By increased marketing and tracking metrics, Moreno said the employees at the convention center will be able to gain more sophisticated data about potential customers, such as how many people who view websites associated with the convention center are booking hotels in Santa Clara. Moreno said the convention center has been operating in the black for the past several years, because although its primary goal is to drive commerce into the City, she said she has always tried to run the center like a business.

Other items up for discussion surrounded 11 items pulled from the consent calendar for discussion. Among those was the sale of the Santa Clara Hilton parcel property located at 4949 Great America Parkway. The Council approved the sale of the nearly 4-acre lot to its current occupant Ontario Airport Hotel Corporation.

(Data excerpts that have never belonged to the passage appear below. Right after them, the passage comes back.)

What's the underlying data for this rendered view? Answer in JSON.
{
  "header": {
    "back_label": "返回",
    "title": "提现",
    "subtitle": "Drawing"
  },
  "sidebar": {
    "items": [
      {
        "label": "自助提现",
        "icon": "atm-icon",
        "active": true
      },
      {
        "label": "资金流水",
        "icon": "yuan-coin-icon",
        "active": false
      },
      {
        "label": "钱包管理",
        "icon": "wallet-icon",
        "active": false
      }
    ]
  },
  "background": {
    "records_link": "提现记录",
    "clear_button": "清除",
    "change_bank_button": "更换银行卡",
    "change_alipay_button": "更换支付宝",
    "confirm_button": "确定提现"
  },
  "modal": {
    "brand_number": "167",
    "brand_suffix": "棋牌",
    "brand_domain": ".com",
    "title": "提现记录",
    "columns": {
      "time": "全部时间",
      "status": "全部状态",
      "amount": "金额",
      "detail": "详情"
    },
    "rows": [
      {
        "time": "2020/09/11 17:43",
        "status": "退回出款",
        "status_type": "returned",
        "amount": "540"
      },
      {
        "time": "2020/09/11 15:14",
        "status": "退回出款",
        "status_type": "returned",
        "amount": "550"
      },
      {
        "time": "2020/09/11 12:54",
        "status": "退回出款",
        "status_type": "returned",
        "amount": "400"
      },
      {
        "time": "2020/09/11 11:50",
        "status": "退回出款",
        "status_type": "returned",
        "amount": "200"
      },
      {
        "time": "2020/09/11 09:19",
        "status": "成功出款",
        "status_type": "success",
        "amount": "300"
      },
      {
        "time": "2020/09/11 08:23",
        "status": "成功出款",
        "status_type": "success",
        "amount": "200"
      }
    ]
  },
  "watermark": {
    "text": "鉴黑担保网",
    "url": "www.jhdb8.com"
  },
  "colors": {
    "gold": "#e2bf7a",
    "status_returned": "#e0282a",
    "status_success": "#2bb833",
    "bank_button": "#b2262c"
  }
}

The $24,250,000 sale comes as part of an ongoing loss to the City’s property portfolio since California voters dissolved redevelopment agencies, made up of local governments empowered to capture a larger sum of property taxes in order to combat urban blight.

The City will collect 10 percent of the sale.

Gillmor called the sale “heartbreaking.”

“This is a bitter pill to swallow,” she said.

Gillmor also removed three contracts for City services–for trimming trees posing a threat to power lines, for informational technology assessment and code enforcement–from the consent calendar, and the Council voted unanimously to continue discussion of those contracts at its next meeting.

The City Council will meet again 7 p.m. June 27 at City Hall, 1500 Warburton Ave. in Santa Clara.